Identifying low pH active and lactate-utilizing taxa within oral microbiome communities from healthy children using stable isotope probing techniques

Abstract

Background: Many human microbial infectious diseases including dental caries are polymicrobial in nature. How these complex multi-species communities evolve from a healthy to a diseased state is not well understood. Although many health- or disease-associated oral bacteria have been characterized in vitro, their physiology within the complex oral microbiome is difficult to determine with current approaches. In addition, about half of these species remain uncultivated to date with little known besides their 16S rRNA sequence. Lacking culture-based physiological analyses, the functional roles of uncultivated species will remain enigmatic despite their apparent disease correlation. To start addressing these knowledge gaps, we applied a combination of Magnetic Resonance Spectroscopy (MRS) with RNA and DNA based Stable Isotope Probing (SIP) to oral plaque communities from healthy children for in vitro temporal monitoring of metabolites and identification of metabolically active and inactive bacterial species.

Methodology/principal findings: Supragingival plaque samples from caries-free children incubated with (13)C-substrates under imposed healthy (buffered, pH 7) and diseased states (pH 5.5 and pH 4.5) produced lactate as the dominant organic acid from glucose metabolism. Rapid lactate utilization upon glucose depletion was observed under pH 7 conditions. SIP analyses revealed a number of genera containing cultured and uncultivated taxa with metabolic capabilities at pH 5.5. The diversity of active species decreased significantly at pH 4.5 and was dominated by Lactobacillus and Propionibacterium species, both of which have been previously found within carious lesions from children.

Conclusions/significance: Our approach allowed for identification of species that metabolize carbohydrates under different pH conditions and supports the importance of Lactobacilli and Propionibacterium in the development of childhood caries. Identification of species within healthy subjects that are active at low pH can lead to a better understanding of oral caries onset and generate appropriate targets for preventative measures in the early stages.
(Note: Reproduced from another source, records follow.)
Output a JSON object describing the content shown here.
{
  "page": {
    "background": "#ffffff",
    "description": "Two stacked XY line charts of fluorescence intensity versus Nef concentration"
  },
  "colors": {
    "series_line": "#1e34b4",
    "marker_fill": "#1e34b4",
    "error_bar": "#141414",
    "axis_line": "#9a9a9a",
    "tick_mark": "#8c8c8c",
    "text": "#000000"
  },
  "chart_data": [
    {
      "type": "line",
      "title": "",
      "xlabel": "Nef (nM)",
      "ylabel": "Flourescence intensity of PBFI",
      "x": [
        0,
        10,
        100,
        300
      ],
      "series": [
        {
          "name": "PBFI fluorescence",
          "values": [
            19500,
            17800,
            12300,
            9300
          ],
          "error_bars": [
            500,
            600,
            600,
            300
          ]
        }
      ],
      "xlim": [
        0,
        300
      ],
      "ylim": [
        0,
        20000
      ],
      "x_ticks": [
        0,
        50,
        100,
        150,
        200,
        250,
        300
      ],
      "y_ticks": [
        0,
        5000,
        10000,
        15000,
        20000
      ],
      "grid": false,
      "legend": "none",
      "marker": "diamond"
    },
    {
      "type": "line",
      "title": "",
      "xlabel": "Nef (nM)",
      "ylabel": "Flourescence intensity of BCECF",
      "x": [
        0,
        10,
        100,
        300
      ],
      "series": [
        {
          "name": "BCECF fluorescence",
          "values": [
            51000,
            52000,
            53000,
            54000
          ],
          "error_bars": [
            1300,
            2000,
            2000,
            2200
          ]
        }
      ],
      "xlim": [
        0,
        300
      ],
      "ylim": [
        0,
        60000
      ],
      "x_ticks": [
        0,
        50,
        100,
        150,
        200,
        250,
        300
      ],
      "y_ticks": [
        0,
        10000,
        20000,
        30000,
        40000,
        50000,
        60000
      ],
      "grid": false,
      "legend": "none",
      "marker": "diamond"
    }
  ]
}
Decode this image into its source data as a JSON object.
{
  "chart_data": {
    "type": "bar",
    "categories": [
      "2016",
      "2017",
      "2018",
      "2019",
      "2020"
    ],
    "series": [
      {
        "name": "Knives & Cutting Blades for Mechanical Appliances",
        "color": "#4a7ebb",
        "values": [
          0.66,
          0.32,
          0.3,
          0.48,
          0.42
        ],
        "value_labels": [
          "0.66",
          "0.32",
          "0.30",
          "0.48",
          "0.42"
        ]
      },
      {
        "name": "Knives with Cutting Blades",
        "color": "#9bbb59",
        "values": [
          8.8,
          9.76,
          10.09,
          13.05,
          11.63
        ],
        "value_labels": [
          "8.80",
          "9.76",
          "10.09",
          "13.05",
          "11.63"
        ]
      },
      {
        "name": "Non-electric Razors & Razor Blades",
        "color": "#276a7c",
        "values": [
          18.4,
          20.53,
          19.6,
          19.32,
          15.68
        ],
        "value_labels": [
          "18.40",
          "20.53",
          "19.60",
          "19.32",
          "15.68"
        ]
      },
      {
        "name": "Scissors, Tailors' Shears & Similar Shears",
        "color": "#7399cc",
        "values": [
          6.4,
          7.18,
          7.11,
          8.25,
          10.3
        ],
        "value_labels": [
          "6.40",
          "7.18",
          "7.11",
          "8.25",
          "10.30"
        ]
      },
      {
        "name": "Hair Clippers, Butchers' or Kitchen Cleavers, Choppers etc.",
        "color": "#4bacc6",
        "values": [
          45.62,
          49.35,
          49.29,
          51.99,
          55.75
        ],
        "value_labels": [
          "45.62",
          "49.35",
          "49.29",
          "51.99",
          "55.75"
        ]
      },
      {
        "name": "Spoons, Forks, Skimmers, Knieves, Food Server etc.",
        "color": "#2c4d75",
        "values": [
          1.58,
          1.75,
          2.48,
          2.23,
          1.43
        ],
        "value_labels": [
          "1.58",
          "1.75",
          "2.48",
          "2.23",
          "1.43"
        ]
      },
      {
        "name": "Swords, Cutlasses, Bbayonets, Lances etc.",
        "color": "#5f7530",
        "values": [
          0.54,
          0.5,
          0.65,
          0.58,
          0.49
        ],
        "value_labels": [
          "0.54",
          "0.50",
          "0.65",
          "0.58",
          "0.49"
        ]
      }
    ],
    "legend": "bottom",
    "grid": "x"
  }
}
Figure 1. Temporal ¹H MRS analyses of metabolites during glucose utilization in live plaque samples incubated with CDM media and ¹³C-glucose.

(A) buffered CDM at an initial pH of 7 with 2 mM phosphate buffer and (B) unbuffered CDM at an initial pH of 5.5.
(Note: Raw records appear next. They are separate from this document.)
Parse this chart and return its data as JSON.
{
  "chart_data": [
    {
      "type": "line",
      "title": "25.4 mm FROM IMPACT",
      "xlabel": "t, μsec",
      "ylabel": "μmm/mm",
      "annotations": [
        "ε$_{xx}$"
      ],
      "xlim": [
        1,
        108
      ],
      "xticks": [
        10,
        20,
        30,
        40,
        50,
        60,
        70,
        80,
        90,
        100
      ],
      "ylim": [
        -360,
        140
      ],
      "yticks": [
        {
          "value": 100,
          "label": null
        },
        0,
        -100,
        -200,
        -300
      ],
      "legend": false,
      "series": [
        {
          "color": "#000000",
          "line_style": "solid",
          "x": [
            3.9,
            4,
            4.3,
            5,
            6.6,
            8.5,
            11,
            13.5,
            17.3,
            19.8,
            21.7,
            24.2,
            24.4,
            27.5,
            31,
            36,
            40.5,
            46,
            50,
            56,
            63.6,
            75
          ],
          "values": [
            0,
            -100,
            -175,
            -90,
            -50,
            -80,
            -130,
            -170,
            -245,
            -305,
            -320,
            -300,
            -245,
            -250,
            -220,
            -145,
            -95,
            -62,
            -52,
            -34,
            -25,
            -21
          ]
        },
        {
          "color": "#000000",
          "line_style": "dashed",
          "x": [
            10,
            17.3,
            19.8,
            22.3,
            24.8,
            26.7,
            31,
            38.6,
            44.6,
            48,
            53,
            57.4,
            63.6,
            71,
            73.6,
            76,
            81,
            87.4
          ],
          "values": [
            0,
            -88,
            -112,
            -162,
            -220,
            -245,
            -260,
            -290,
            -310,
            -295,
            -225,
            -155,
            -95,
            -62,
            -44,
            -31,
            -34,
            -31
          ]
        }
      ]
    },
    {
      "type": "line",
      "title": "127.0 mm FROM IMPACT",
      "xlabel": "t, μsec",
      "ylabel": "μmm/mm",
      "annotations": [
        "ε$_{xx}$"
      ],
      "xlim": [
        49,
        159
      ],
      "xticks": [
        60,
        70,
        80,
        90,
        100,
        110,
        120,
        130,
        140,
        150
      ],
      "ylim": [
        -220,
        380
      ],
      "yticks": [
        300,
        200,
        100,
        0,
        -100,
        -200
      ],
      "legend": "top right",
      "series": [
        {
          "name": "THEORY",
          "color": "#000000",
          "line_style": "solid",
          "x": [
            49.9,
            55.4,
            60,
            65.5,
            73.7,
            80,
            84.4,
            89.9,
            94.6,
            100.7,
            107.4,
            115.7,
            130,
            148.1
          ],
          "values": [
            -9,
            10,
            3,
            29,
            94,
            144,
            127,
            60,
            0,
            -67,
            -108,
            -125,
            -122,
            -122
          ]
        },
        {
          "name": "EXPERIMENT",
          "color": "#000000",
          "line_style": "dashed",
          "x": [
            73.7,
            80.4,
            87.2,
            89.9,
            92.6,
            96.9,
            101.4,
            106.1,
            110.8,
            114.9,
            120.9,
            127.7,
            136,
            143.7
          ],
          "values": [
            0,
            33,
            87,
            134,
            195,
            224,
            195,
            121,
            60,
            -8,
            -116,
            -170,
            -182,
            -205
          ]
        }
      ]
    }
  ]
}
Figure 2. Comparative analyses of 16S rRNA sequences observed in the light and heavy fractions from samples incubated with ¹³C-glucose for 6 hrs.

(A) buffered pH 7 conditions and (B) unbuffered pH 5.5 conditions. Data are reported for the dominant members that represent >2% of clones in the libraries. Taxa that differed significantly in detection frequencies are noted at *p<0.05, **p<0.01, ***p<0.001. The distribution of active genera in the heavy fractions is shown in the corresponding pie charts for each condition.

Figure 3. Comparative analyses of 16S rRNA sequences observed in the light and heavy fractions DNA SIP experiments incubated with ¹³C-glucose for 36 hrs.

(A) under buffered pH 7 conditions, (B) unbuffered pH 5.5 conditions. Data are reported for the dominant members that represent >2% of clones in the libraries. Taxa that differed significantly in detection frequencies are noted at *p<0.05, **p<0.01, ***p<0.001. The distribution of active genera in the heavy fractions is shown in the corresponding pie charts for each condition.

Figure 4. Comparative analyses of 16S rRNA sequences observed in the light and heavy fractions DNA SIP experiments incubated with ¹³C-glucose for 36 hrs at pH 4.5.

Comparative analyses of 16S rRNA sequences observed in the light and heavy fractions DNA SIP experiment incubated with ¹³C-glucose at pH 4.5 for 36 hrs under unbuffered pH 4.5 conditions. Taxa that differed significantly in detection frequencies are noted at *p<0.05, **p<0.01, ***p<0.001. The distribution of active genera in the heavy fractions is shown in the corresponding pie charts for each condition.

Figure 5. Live monitoring of ¹³C-lactate metabolism in plaque samples combined with DNA-SIP.

(A) In vivo MRS metabolite profiles of active metabolism for the plaque community incubated with ¹³C-lactate buffered at pH 7. (B) Comparative plot of the major taxa (>2%) detected in the heavy (active) and light fractions. Taxa that differed significantly in detection frequencies are noted at *p<0.05, **p<0.01, ***p<0.001.

Figure 6. All taxa identified in the isotopically heavy fractions representing the active members for each condition.

Heatmap of active members grouped by taxa in the ¹³C-DNA or RNA isotopically heavy fractions. Columns are mapped as the frequency of clones observed for each taxa within the respective clone library.